Going by the guidance then even negligible risks (US FDA class III equivalent) would need to be administered as EU FSCA's. It is only when safety is not involved in the decision where you would not need to maintain anything.
Then the route becomes do or do not based on an assessed need "In assessing the need for the FSCA the MANUFACTURER is advised to use the methodology described in the harmonised Risk Management standard EN ISO 14971: 2000. In case of doubt, there should be a predisposition to report and to undertake a FIELD SAFETY CORRECTIVE ACTION."
This you could just as well model on the Health Hazard Evaluation process of the US FDA (enhanced with the guidance from US FDA's "Distinguishing Medical Device Recalls from Medical Device Enhancements"). Include a section where a determination is made whether any safety/performance related reason is still present for the recall (include the clinician/clinical expert in the sign-off). If yes then FSCA ; if no then execute per organization-specific process (Why though, see below). And at least you documented your reasoning and justification should anyone wonder later.
This does not really fit within the (quality) complaint files in any case, as the substantiated deficiencies there are practically always tied to Essential Requirements/General Safety&Performance Requirements, or if they're not substantiated why waste any resource on them? CAPA could be it, but then it should be based on a deviation/non-conformity against something else than the Quality Management System (The environmental one? The energy one? They end up being quite similar anyway.)

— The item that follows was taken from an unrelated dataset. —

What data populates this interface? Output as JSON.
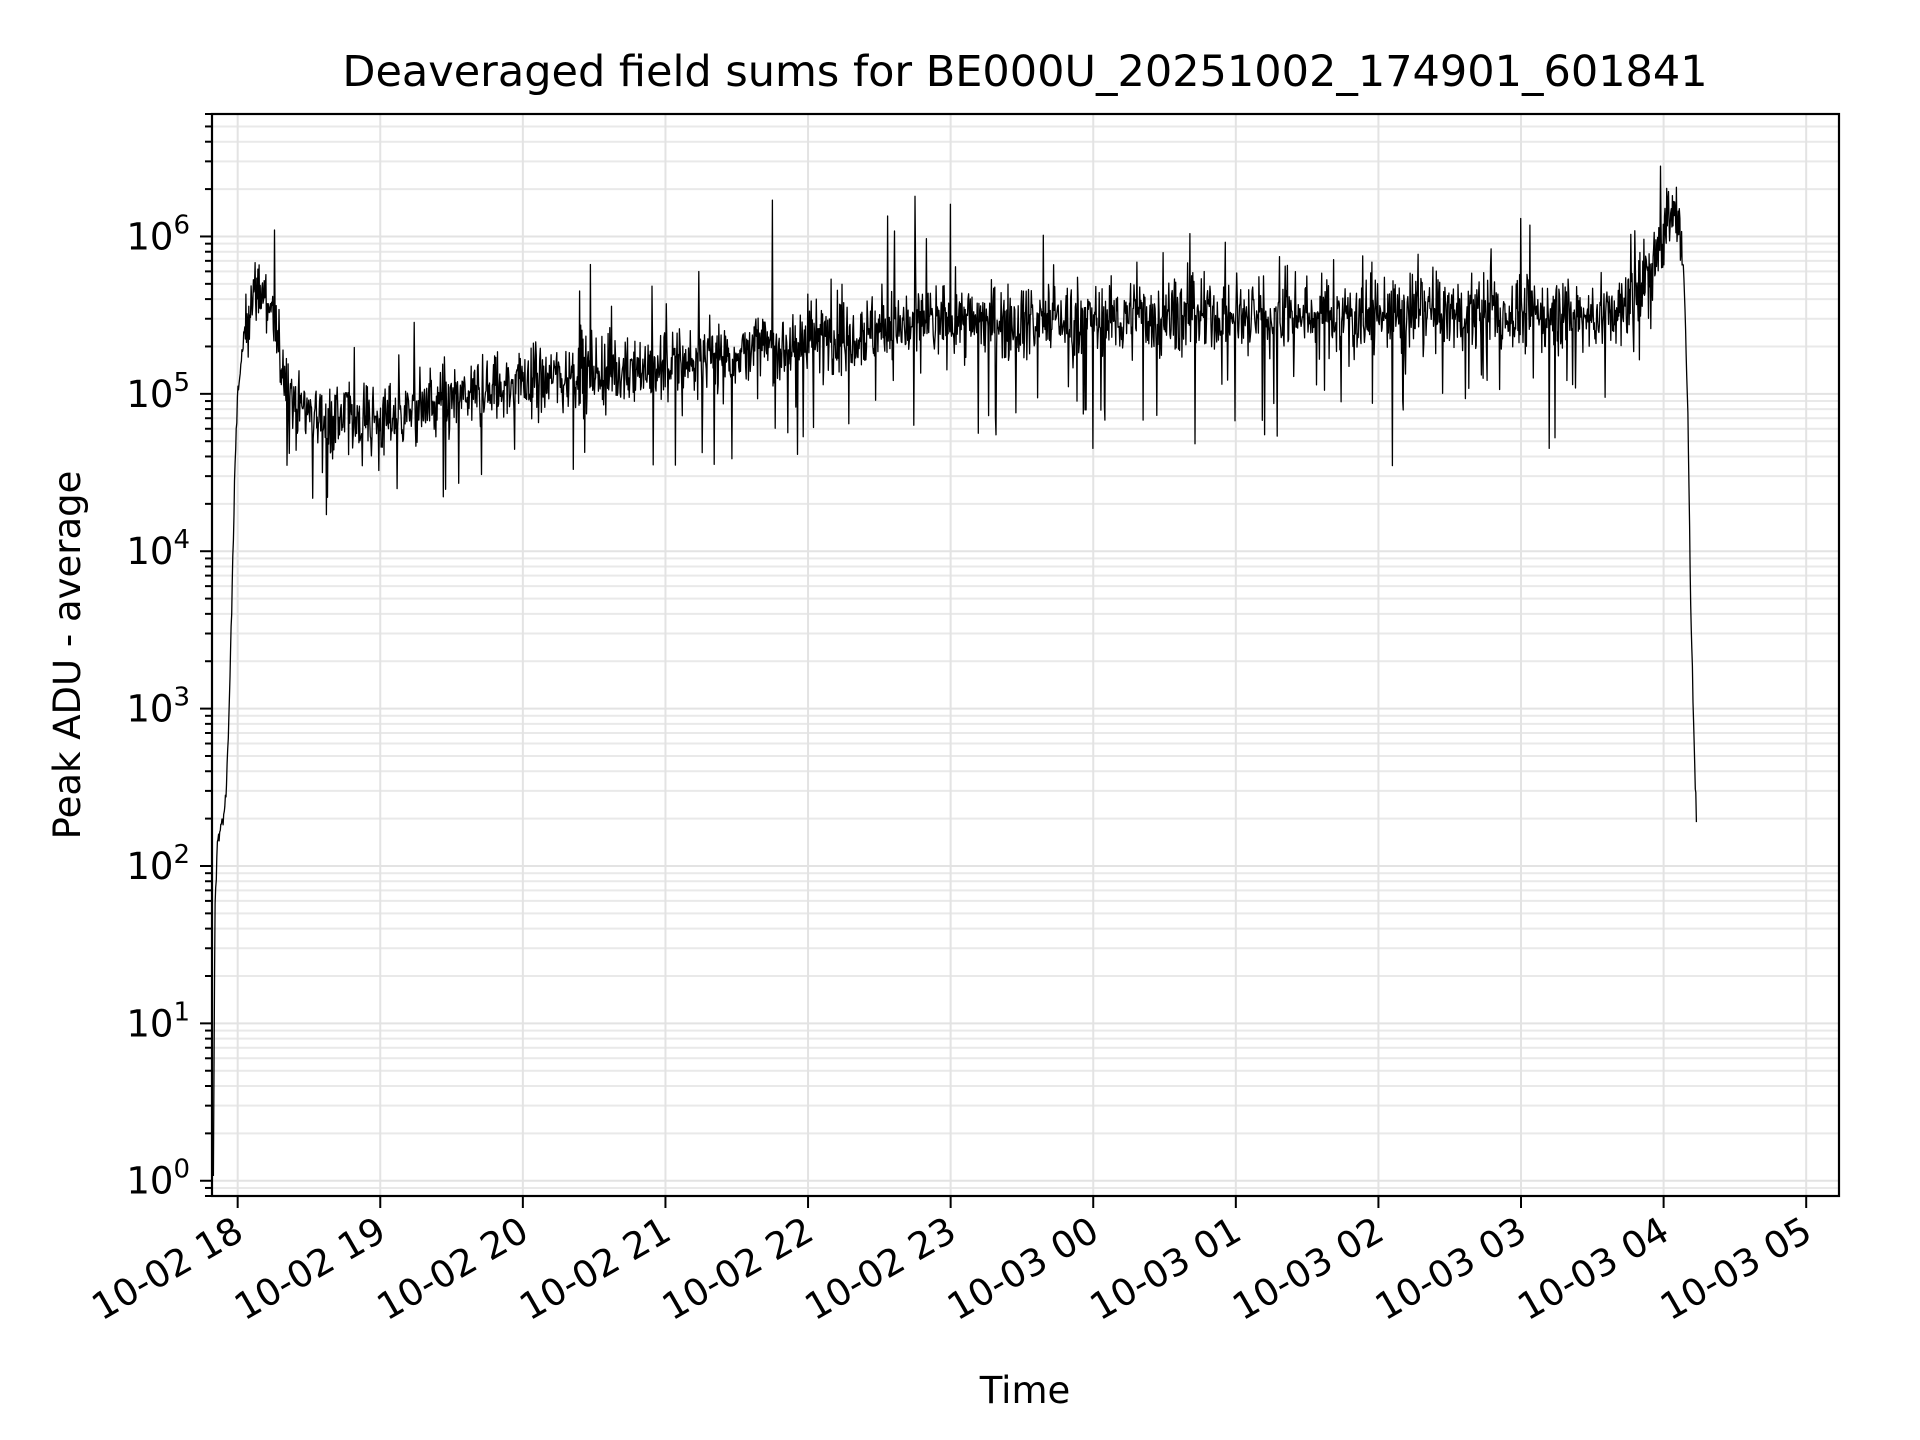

But likely you'll be doing the same as your existing process, excepting without the notification/authorization of external parties. Waiver its abberant use by management with the non-safety rationale of the HHE, standardize an alternate route for such cases if the frequency increases. One process less is better, and any kind of recall/withdrawal/stock recovery/stock rotation is worth doing well so if you trust an existing process, use it.
Why the QMS reasoning/justification record and waiver advise? When it comes to the EU Medical Device Regulations it is once again annoying (and inconsistently used) definition time for 'corrective action', the apparent sub-type 'Field Safety Corrective Action' and even undefined but still used 'preventive action'. I'm not burning time on an interpretation of these as they're quite tangled up, but the pragmatic inspection people will likely model the intent of the above to mirror the clearer FDA approach and expect similar. If you do it out-system, well you're out system. If you don't have it even worse. Best weighed approach is in-QMS administration and control. Specifics could be weighed, and if found wanting, the corrective action is lighter as it is only removing the exceptions.